Whilst a youth , on the formation of the Batley Rifle Corps, he joined as a volunteer, and the experience he gained as such had doubtless some influence in bringing forth one of his forst literary productions- "Tom Wallop" a very comic and racy brochure, which is vividly remembered even yet. This was followed by "T'Bag o' Shoddy" and "T'Coddy Miln" Almancs and other similar productions, all written in gushing Yorkshire dialect, and full of wit and humour. He also edited "Country Words," "T'Barnsla Foaks" and "Tommy Toddles" Almanacs, and wrote "Outlines and Notes," "On the Line," "The Argonaut," "At their Last Victory ," "Fanny the Orphan" "After Fifteen Years" and other serial stories, which were brimful of original ideas, and exceedingly racy. But amongst his best efforts as a literary man is to be named one of his last productions- "From Village to Town" which appeared in our columns some time ago, and has since been published in book form at 1s.6d.
In addition to the foregoing and other works Mr. Binns compiled and published other tables on the repayment by sinking fund of loans to corporations.
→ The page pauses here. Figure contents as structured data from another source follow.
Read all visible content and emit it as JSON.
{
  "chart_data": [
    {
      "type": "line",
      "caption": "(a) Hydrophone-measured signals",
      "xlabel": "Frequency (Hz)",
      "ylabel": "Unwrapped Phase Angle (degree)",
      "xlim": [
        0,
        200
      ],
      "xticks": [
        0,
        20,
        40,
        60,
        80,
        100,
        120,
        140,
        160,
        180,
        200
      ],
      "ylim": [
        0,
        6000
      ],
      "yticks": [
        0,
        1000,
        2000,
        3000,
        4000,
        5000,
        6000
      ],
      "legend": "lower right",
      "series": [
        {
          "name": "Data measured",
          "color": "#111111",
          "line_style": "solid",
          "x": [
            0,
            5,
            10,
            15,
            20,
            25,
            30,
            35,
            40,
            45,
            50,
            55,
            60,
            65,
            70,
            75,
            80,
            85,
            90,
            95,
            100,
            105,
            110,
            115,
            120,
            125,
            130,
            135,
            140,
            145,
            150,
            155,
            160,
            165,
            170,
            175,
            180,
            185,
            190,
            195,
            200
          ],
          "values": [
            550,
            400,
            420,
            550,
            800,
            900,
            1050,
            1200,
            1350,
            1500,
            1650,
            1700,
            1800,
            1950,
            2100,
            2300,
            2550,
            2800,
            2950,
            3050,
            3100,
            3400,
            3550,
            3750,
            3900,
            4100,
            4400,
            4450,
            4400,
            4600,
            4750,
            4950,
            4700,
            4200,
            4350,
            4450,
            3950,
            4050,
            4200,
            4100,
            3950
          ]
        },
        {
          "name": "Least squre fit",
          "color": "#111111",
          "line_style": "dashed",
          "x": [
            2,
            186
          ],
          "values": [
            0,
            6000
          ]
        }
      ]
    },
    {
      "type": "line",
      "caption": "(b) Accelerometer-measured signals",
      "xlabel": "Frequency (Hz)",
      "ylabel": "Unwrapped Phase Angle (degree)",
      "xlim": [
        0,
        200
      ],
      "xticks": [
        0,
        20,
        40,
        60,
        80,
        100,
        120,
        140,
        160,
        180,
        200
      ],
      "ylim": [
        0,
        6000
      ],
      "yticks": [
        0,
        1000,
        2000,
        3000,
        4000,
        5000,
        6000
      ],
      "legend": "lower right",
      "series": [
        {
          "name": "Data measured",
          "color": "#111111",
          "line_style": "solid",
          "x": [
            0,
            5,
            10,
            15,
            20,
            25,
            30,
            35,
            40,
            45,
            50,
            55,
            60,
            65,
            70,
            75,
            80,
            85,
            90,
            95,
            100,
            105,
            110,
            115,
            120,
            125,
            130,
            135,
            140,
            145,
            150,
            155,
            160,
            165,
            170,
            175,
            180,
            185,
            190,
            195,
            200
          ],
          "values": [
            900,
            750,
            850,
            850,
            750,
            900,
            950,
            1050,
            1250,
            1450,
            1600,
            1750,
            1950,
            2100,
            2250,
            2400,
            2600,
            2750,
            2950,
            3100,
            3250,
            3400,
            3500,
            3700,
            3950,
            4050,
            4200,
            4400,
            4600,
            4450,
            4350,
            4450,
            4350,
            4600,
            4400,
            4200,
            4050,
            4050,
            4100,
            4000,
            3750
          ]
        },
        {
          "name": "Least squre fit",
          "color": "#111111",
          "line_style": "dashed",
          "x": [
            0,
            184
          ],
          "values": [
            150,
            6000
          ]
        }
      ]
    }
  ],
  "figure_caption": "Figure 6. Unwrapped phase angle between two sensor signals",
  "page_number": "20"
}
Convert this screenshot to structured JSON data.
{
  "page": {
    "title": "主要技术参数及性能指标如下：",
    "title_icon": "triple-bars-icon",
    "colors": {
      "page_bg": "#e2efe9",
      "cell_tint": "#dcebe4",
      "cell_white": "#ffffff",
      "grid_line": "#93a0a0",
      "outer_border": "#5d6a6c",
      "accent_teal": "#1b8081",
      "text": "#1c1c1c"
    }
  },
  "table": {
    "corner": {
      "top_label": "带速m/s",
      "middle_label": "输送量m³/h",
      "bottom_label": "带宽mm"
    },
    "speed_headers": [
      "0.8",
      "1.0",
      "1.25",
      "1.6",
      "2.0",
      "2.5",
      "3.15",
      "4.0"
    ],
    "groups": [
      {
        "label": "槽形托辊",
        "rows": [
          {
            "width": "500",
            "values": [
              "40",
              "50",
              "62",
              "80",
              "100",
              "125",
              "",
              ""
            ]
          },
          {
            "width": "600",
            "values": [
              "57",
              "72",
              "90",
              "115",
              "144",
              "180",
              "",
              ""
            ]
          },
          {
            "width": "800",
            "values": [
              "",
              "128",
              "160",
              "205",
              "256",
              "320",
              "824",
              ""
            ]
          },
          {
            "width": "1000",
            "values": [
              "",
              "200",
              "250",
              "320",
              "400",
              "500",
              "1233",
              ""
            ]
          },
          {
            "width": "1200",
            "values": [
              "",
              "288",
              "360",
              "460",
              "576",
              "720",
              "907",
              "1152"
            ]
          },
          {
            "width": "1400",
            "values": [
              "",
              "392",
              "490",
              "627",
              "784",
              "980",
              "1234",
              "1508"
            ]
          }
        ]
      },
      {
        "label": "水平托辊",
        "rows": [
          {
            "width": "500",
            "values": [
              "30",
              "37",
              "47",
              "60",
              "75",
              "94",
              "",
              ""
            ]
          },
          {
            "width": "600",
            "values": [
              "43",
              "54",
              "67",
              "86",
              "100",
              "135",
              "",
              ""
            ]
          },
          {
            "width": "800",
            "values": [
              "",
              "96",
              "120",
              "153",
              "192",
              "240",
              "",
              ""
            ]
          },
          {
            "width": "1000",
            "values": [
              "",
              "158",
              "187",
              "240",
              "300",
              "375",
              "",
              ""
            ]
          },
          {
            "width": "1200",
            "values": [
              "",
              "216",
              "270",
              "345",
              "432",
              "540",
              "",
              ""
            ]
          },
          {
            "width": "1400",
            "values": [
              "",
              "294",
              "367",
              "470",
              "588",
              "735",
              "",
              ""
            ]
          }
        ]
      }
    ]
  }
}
We must also state that he was a Fellow of the Royal Historical Society, English Dialect, Folklore and Yorkshire Archeological and Topogrphical and other societies, and in connection with these the name of Isaac Binns was known beyond even the limits of the county. It will also be remembered that a short time ago the subject of these remarks applied for the borough treasurership of the city of Worcester, and was one of the selected applicants, though he lost the appointment by one vote.
On Good Friday, as stated by us last week, the deceased was taken ill with quinsy, followed by rheumatic fever, from which, however, he sufficiently recovered to attend to his duties, but only for a week, when he had a relapse and succumbed, as already stated, at the early age of 39 years. He leaves a widow and five children, in addition to a large circle of friends and aquaintances to whom he had becomne deeply attached by his warm heart and genial disposition.
We may add in conclusion that at Thursday's meeting of the Batley Town Council a high tribute was paid by Alderman Fox and the Mayor to the respect in which the deceased was held, and to the abilities which he ever displayed.